I was thinking the same thing that zzzzz said - this is the third time you have discussed terminating in as many weeks - first it was because you didn't think you wanted to be pg, the second time because you thought there might be a slight chance that DC2 could have ASD, and now this. It sounds to me like you are seeking an excuse.
You need to discuss it, and WITH your DH - whether he has you pissed off or not. Just a bit of tough love here, but the DS you have with ASD - he is not just YOUR DS, but your DH's, too. Have you thought for a moment that DH is as stressed and upset about all of this as you are? Perhaps he is blaming himself for your DS's ASD (as you say he has AS himself, perhaps he thinks he is responsible for your son's challenges). You have asked him to do all the work that involves emphasizing DS's challenges and struggles, and nothing about his strengths... how can he not be beating himself up about this?

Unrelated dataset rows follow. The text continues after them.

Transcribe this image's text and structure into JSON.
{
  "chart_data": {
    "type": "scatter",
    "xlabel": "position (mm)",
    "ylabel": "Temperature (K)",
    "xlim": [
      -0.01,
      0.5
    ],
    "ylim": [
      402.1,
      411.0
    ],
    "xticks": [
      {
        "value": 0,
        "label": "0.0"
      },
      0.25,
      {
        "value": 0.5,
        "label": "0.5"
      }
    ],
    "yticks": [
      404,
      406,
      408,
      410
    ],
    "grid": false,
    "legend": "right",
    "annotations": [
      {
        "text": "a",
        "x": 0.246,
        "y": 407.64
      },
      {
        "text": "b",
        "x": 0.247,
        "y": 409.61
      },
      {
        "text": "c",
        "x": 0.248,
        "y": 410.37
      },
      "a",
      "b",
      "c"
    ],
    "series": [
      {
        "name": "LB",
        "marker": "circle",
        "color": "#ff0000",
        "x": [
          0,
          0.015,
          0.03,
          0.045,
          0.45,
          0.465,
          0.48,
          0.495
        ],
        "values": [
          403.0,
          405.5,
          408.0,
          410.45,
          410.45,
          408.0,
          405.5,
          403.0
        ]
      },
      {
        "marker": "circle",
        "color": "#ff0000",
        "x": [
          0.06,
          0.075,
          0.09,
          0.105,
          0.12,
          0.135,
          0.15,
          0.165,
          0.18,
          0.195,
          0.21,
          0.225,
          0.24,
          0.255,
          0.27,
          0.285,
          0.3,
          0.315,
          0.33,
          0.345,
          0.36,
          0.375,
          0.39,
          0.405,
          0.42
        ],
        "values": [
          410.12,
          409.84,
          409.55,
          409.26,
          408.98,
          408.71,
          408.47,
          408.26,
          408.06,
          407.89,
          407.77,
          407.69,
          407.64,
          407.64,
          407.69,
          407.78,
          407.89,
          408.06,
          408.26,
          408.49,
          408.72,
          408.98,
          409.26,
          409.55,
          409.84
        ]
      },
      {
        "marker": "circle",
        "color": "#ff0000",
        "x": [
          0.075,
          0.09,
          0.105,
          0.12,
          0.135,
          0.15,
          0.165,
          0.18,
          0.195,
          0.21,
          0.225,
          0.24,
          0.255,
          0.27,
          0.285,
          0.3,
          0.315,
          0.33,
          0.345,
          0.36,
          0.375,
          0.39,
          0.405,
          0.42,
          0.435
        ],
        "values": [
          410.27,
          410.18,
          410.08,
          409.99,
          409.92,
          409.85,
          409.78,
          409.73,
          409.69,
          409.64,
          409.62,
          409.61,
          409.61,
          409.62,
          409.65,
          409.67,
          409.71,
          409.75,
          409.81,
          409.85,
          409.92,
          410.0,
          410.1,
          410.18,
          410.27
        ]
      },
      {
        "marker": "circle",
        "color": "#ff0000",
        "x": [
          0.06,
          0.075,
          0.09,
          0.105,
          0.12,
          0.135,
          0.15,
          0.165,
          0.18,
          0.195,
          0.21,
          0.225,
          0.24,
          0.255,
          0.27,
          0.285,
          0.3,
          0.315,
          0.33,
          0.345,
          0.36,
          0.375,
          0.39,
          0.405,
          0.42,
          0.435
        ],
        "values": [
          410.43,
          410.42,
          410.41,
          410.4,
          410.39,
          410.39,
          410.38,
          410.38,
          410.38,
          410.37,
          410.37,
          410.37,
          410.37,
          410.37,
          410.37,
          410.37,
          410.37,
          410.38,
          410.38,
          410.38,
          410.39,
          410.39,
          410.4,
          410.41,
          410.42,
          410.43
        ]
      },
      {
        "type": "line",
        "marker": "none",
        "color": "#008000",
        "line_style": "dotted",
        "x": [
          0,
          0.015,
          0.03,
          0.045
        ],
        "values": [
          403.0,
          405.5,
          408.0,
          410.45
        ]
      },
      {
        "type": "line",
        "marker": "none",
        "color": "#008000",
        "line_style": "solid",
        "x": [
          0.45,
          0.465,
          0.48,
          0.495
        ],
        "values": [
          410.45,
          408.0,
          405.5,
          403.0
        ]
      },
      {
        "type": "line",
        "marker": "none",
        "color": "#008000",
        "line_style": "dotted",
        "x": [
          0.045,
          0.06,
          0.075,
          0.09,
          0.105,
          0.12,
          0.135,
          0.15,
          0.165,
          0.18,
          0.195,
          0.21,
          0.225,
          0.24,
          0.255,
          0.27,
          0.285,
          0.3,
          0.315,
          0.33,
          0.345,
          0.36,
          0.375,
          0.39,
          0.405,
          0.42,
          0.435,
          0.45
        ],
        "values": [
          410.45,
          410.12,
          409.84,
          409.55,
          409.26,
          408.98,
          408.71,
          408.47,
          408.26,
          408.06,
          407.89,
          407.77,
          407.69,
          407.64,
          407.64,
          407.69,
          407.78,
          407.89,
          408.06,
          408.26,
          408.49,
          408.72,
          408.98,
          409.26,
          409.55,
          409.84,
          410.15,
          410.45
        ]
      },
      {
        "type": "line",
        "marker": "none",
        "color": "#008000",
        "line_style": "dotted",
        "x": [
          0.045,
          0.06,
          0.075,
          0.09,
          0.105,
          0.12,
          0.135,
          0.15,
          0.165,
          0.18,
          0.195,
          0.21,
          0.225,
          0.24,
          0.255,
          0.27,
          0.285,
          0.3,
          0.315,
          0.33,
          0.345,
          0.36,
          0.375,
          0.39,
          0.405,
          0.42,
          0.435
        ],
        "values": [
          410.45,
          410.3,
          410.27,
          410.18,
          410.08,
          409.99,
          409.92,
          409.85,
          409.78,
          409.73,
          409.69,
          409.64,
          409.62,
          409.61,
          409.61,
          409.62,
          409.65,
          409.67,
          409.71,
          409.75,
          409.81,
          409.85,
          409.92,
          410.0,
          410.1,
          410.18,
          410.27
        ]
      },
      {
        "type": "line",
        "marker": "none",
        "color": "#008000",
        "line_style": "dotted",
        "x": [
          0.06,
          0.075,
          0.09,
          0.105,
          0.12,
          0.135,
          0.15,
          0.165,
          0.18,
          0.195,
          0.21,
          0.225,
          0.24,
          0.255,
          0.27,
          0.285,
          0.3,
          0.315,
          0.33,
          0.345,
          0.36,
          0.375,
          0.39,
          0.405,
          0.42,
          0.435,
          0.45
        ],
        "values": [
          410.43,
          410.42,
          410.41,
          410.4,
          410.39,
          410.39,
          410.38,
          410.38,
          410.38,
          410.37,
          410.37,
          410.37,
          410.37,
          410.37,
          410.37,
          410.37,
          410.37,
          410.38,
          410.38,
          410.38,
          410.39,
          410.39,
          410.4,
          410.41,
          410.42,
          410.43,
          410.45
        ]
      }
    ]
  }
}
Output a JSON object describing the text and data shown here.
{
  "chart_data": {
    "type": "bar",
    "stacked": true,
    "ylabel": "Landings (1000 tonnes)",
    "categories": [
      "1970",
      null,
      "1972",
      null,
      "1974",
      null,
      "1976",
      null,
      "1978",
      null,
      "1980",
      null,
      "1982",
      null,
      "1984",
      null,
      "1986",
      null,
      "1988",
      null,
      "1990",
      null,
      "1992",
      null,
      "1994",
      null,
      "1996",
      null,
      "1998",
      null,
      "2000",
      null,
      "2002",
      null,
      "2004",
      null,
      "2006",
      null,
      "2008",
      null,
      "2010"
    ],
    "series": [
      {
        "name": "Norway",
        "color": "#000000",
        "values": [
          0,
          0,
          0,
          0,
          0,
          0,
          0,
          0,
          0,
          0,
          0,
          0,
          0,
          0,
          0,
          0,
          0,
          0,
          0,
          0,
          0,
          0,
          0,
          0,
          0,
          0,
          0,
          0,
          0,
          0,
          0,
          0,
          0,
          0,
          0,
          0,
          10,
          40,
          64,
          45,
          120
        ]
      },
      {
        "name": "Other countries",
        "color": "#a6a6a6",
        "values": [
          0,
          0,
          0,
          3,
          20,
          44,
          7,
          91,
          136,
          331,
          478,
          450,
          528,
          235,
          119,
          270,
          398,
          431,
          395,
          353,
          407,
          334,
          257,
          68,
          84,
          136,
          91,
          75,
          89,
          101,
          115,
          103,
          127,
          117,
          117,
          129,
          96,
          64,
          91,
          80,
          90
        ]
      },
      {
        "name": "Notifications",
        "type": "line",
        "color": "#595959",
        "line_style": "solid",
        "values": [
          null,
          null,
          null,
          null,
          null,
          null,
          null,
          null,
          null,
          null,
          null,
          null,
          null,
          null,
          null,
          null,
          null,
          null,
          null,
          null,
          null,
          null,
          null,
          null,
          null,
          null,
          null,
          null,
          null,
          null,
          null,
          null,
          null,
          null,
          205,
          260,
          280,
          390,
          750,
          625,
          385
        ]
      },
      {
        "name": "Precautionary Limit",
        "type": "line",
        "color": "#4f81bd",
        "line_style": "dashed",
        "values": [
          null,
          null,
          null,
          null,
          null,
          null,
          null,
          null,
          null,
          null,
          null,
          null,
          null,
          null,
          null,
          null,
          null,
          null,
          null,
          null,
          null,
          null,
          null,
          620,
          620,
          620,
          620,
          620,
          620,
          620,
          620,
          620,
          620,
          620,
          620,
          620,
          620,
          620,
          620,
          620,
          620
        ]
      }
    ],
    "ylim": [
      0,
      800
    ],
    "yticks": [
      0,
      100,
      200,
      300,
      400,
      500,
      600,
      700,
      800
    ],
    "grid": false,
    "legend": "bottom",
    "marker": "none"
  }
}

There have been a lot of wedges driven between you and DH in the last while - rows over you wanting to leave the UK, not wanting the pregnancy (you know, unless it was non consensual, intercourse without birth control occasionally leads to babies... you made a decision, conscious or not), expecting him to take total responsibility for all of the very emotionally taxing paperwork. Yesterday, the DLA form was put in his lap, and he got upset when you accused him of ignoring you. You can't have it both ways, and frankly, I see a lot of relationship sabotage here.
Scenario 1 - You terminate this pregnancy, knowing full well that your DH does not support this idea. In all likelihood, with how you are describing your relationship right now, this will end it. Are you ready to be a single parent?
Scenario 2 - You have a mature and respectful discussion with dh about where you are right now and how to move forward. You acknowledge why each of you is struggling (and you might be surprised what you learn through all this) and form specific and measurable goals together.
You have admitted here before that you struggle with mental health issues of your own - it is time for you to seek support personally (or increase support if you already have some in place) as the toll this is all taking on you is very obvious.
You keep saying how important your son is to you in all of this, but I worry that at least part of that is talk. If he was so important, you would not still be moaning about the lack of statement request submission after 2 and a half years, you would be making it happen.
Any of the regular posters here know I am about as subtle as a brick through a plate glass window, but sometimes it is necessary to stop fucking around and say it like it is.
No one is going to send out a rescue vessel to your unhappy boat of doom - if you want to get to shore, you need to handle the oars or get out and swim. You have a life vest, and the sharks aren't hungry, but it is going to take effort. That, or you can keep drifting, and that hasn't been working too well for you.
Quick tip - when you are bailing water, you are supposed to be pouring the water OUT of your boat, not into it.